As a behavioral economist, Shlomo Benartzi spends a lot of time thinking about what we’re thinking about—and researching ways to help us make smarter choices. Because, let’s face it, we don’t always make decisions that are good for us, whether it’s eating one too many donuts or charging more than we can easily pay off on our credit cards.
Fortunately, Benartzi’s had a lot of success helping people fight those urges, leading millions to save more, spend less and better understand (then correct) their own bad impulses. We asked him to share some advice on tackling common money challenges, like how to save when you don’t have much left over and easy ways to improve your spending habits—plus, the best financial advice he’s gotten.
Nearly 20 years ago, you and Nobel Laureate Richard Thaler developed ‘Save More Tomorrow,’ a program that helps people shore up a secure retirement. Can you tell us more about that?
Save More Tomorrow [is] a savings tool that consists of three central components: First, we asked people to commit now to saving more in the future. This helps them avoid ‘present bias,’ or the tendency to overvalue immediate rewards at the expense of long-term intentions. Second, we proposed that increases in their savings rates were linked to future pay raises. This minimizes the influence of loss aversion—the tendency to experience the pain of loss more intensely than the pleasure of an equivalent gain—since their take-home pay never decreases. Third, once enrolled, [employees] remained in the program unless they opted-out. This makes good use of inertia, which is the tendency to stick with your current path.
According to the latest calculations, it’s estimated that [Save More Tomorrow] has helped approximately 15 million Americans significantly boost their savings rate.
Why focus your research on retirement?
Because there’s an urgent need. A few decades ago, most workers were able to rely on pensions from their companies; [now] that model no longer applies to the vast majority of American workers. According to [one] estimate, more than 40 percent of workers are now classified as “contingent,” which means they have a less stable paycheck and will be solely responsible for managing their own savings.
What would you say to someone who thinks he doesn’t have enough to save and invest?
I’d tell them not to be intimidated. It’s okay to start small. Then once you get started, it’s important to gradually boost your savings... You’ll be pleasantly surprised by how the money adds up.
What is another effective way we can create better money habits?
Self-experimentation. Research shows that many people spend money on products and experiences that don’t reflect their true preferences. For example, we buy expensive wine because we think it is better, but in blind taste tests, people often end up preferring the cheaper alternative. The point is that unless you try multiple options and alternatives, you might be spending money on the wrong stuff.
What money lessons did you learn growing up?
The most valuable lesson I learned as a child is that great gifts don’t have to cost a lot. In the United States, we often assume that the value or meaning of a gift is closely related to how much it costs, but nothing could be further from the truth. The most valuable gift I received during my childhood was a rescue animal that cost nothing at all.
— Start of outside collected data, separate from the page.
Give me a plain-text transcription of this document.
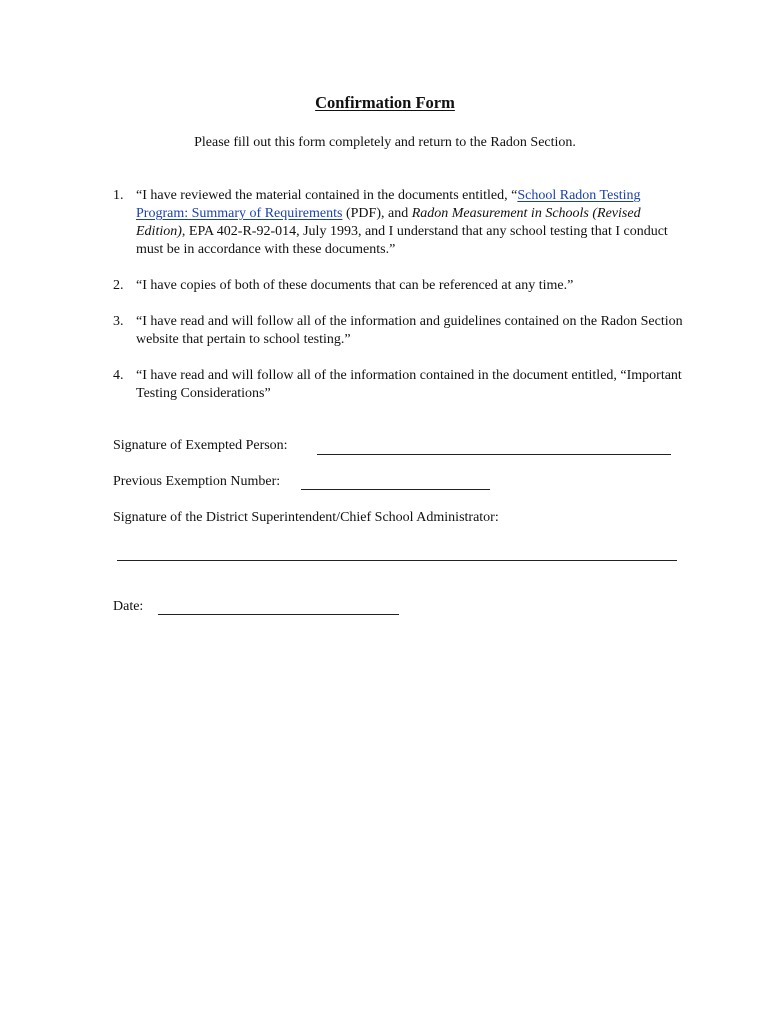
Confirmation Form
Please fill out this form completely and return to the Radon Section.
1. “I have reviewed the material contained in the documents entitled, “School Radon Testing Program: Summary of Requirements (PDF), and Radon Measurement in Schools (Revised Edition), EPA 402-R-92-014, July 1993, and I understand that any school testing that I conduct must be in accordance with these documents.”
2. “I have copies of both of these documents that can be referenced at any time.”
3. “I have read and will follow all of the information and guidelines contained on the Radon Section website that pertain to school testing.”
4. “I have read and will follow all of the information contained in the document entitled, “Important Testing Considerations”
Signature of Exempted Person:
Previous Exemption Number:
Signature of the District Superintendent/Chief School Administrator:
Date:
What’s been your best investment?
My best investment has been a crazy startup I invested in—mostly because it was founded by my dear cousin—which has been very successful. I could pretend that I made this investment because I’m a very smart behavioral economist with a talent for predicting future technological trends. However, the reality is that I just got lucky.
For me, this investment is an important reminder that much of our success is due to luck and contingency, not intelligence or ability. Too often, we suffer from a mental tendency called the outcome bias, in which we evaluate the quality of a decision based on the outcome. Given the huge role of luck, though, we should primarily evaluate our decisions based on whether or not they properly reflected our preferences and values.
What's the best financial advice you’ve received?
Someone once told me that money can’t buy happiness, but that happiness can get you money. What I take that to mean is that we spend a lot of time obsessing over money when the reality is that there are plenty of miserable rich people. What we should focus on instead is finding pursuits and projects that bring us meaning and joy. I truly believe in the old saying that if you find a job you love, you’ll never work a day in your life. When you do what you love, you’re also better at it, which means you’re more likely to be successful and make money.